LONDON, U.K. - Anyone in Britain who is even the slightest bit politically minded must surely be asking himself at the moment: How much worse for the Liberal Democrats can it get?
First, Charles Kennedy was expelled from the party after he admitted his alcoholism. The only interesting thing about their interim leader, Sir Menzies Campbell, was the pronunciation of his name - "Ming-iss, not Men-zees!" - and then soon after the Kennedy debacle, senior Lib Dem Mark Oaten's political career was fubared by revelations that he cheated on his wife by partaking of the services of rent boys.
The Liberal Democrats were declared dead in the water by this point. But wait - it gets better!
Another senior Lib Dem vying for the leadership of the battered party, Simon Hughes, was asked repeatedly about his sexual preference in the wake of Mark Oaten's fall from grace. He insisted he was straight and said it was a lifelong goal of his to get married. Now, however, it's clear that it's gay marriage he was probably thinking of.

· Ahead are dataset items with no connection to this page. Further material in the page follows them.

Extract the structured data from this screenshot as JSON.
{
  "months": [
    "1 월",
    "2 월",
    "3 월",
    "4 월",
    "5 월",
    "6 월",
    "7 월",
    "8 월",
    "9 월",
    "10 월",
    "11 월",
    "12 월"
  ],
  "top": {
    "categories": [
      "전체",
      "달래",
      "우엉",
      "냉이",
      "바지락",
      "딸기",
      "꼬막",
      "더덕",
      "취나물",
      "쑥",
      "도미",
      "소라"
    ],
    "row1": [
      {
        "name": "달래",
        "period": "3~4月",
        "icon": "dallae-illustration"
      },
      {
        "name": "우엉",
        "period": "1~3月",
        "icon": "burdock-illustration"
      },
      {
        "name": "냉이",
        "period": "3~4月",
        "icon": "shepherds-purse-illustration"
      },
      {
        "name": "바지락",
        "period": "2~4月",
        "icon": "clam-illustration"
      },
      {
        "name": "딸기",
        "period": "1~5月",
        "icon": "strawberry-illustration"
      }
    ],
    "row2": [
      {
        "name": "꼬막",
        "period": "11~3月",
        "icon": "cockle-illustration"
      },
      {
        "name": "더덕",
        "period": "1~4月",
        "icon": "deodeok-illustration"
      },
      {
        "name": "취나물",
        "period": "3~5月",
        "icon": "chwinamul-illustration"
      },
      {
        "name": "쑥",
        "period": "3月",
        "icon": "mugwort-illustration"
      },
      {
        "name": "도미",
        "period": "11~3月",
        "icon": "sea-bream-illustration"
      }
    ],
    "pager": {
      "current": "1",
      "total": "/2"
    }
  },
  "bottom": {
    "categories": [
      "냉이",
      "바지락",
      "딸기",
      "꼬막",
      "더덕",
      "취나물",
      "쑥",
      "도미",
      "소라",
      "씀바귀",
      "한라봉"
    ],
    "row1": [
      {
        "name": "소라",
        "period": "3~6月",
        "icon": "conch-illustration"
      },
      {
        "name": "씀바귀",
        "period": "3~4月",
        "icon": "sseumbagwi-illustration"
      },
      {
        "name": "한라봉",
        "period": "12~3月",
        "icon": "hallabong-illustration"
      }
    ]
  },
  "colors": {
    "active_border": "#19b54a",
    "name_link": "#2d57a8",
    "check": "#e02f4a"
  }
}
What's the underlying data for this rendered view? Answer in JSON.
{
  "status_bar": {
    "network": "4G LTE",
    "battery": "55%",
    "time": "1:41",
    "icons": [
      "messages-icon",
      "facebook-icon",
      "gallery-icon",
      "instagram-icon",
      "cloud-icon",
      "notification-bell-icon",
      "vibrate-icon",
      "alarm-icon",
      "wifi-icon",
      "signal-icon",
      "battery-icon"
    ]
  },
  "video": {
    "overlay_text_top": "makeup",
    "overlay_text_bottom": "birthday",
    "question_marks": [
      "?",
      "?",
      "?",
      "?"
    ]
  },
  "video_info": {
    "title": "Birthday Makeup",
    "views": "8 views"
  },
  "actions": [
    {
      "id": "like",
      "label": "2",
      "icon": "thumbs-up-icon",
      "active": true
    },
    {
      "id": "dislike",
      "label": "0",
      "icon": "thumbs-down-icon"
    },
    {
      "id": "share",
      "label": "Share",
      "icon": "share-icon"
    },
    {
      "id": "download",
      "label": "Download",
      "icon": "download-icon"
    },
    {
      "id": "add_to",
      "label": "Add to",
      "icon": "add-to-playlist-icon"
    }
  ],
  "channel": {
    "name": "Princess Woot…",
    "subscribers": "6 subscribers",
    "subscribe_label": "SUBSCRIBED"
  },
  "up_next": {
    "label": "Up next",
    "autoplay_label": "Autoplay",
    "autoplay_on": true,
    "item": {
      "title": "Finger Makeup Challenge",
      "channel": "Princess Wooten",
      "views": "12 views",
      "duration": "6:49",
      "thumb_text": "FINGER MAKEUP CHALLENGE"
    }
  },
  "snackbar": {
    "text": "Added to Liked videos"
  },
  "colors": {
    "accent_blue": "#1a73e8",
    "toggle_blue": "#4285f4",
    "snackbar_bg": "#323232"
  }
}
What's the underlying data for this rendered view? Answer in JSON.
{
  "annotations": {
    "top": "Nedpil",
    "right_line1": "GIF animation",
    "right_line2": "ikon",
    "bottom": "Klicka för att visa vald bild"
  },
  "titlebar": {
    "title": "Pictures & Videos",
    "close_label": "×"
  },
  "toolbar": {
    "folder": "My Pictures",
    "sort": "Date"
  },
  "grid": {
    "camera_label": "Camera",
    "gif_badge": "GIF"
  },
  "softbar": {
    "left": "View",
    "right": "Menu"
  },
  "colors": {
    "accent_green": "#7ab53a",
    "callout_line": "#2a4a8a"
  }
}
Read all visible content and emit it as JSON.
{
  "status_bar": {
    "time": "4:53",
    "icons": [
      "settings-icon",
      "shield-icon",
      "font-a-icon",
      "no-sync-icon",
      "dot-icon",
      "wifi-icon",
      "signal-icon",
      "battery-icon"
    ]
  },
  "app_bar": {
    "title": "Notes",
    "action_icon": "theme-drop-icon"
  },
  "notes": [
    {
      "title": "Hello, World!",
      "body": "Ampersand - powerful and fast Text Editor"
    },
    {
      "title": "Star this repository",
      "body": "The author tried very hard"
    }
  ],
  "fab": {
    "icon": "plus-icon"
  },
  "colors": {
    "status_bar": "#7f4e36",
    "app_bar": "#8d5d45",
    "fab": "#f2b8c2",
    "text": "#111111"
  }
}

This month alone, he has denied his homosexuality four times. One of these denials came during an interview with The Daily Telegraph on January 14. Mr Hughes stated, with regard to being gay: "The answer is no, as it happens, but if it was the case - which it isn't - I hope that it wouldn't be an issue." Hughes also spoke to The Telegraph of relations with women that "haven't quite ended in marriage." He went on to deny allegations of his homosexuality to The Guardian and The Independent as well as on the BBC television affairs program Newsnight.
You can blame this on the eagerness of the press to create scandal, which they thrive on. You can also say that his sexuality is not an issue - and you would be quite right. I don't see what being gay has to do with one's ability to make a hard-working member of Parliament myself.
On Thursday, January 26, Hughes admitted to The Sun tabloid, "I am perfectly willing to say that I have had both homosexual and heterosexual relationships in the past. I hope that does not disqualify me from doing a good job in public life and I propose to carry on doing that with the usual enthusiasm and determination."